ECLI:NL:CRVB:2012:BW3511
Centrale Raad van Beroep
- Hoger beroep
- Rechtspraak.nl
Afwijzing verzoek om kwijtschelding van terugvordering bijstand door inschakeling deurwaarder
In deze zaak heeft de Centrale Raad van Beroep op 17 april 2012 uitspraak gedaan in het hoger beroep van appellant tegen de afwijzing van zijn verzoek om kwijtschelding van een terugvordering van bijstandsuitkeringen. Appellant ontving aanvankelijk bijstand op basis van de Algemene bijstandswet en later op basis van de Wet werk en bijstand. In 2000 ontving hij een lening van f 5.185,50 voor een huurschuld, die hij moest terugbetalen via inhoudingen op zijn bijstandsuitkering. Na meerdere aanmaningen en het inschakelen van een deurwaarder in mei 2008, verzocht appellant in 2010 om kwijtschelding van het resterende bedrag, wat door het college werd afgewezen omdat de terugvordering was overgedragen aan de deurwaarder.
De rechtbank Amsterdam verklaarde het beroep van appellant tegen deze afwijzing ongegrond. In hoger beroep voerde appellant aan dat de deurwaarder pas was ingeschakeld toen hij weer bijstand ontving, en dat de kosten van de deurwaarder niet in verhouding stonden tot het teruggevorderde bedrag. De Raad oordeelde echter dat het standpunt van appellant onjuist was, aangezien de deurwaarder al in 2008 was ingeschakeld, terwijl appellant op dat moment geen bijstand ontving. Bovendien werd vastgesteld dat de kosten van de deurwaarder geen bijzondere omstandigheid vormden die kwijtschelding rechtvaardigde.

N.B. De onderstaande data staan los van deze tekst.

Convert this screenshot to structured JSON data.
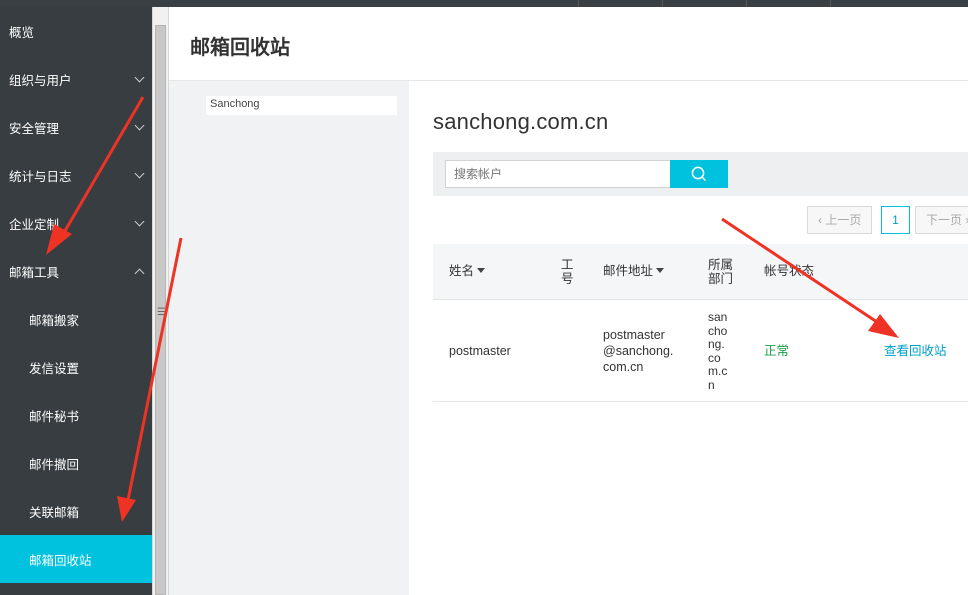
{
  "sidebar": {
    "items": [
      {
        "label": "概览"
      },
      {
        "label": "组织与用户"
      },
      {
        "label": "安全管理"
      },
      {
        "label": "统计与日志"
      },
      {
        "label": "企业定制"
      },
      {
        "label": "邮箱工具"
      },
      {
        "label": "邮箱搬家"
      },
      {
        "label": "发信设置"
      },
      {
        "label": "邮件秘书"
      },
      {
        "label": "邮件撤回"
      },
      {
        "label": "关联邮箱"
      },
      {
        "label": "邮箱回收站"
      }
    ]
  },
  "page": {
    "title": "邮箱回收站"
  },
  "tree": {
    "root_label": "Sanchong"
  },
  "main": {
    "domain": "sanchong.com.cn",
    "search": {
      "placeholder": "搜索帐户"
    },
    "pager": {
      "prev": "‹ 上一页",
      "current": "1",
      "next": "下一页 ›"
    }
  },
  "table": {
    "headers": {
      "name": "姓名",
      "id_line1": "工",
      "id_line2": "号",
      "email": "邮件地址",
      "dept_line1": "所属",
      "dept_line2": "部门",
      "status": "帐号状态"
    },
    "rows": [
      {
        "name": "postmaster",
        "email_line1": "postmaster",
        "email_line2": "@sanchong.",
        "email_line3": "com.cn",
        "dept_lines": [
          "san",
          "cho",
          "ng.",
          "co",
          "m.c",
          "n"
        ],
        "status": "正常",
        "action": "查看回收站"
      }
    ]
  },
  "colors": {
    "sidebar_bg": "#373d41",
    "accent": "#00c1de",
    "status_ok": "#1aa04a",
    "annotation_arrow": "#ee3324"
  }
}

De Raad bevestigde de uitspraak van de rechtbank en oordeelde dat appellant zelf nalatig was geweest in het voldoen aan zijn betalingsverplichtingen. De gestelde schuldenproblematiek werd ook niet als een bijzondere omstandigheid gezien die aanleiding gaf tot kwijtschelding. De uitspraak werd gedaan door J.C.F. Talman, in tegenwoordigheid van griffier B. Bekkers, en werd openbaar uitgesproken op 17 april 2012.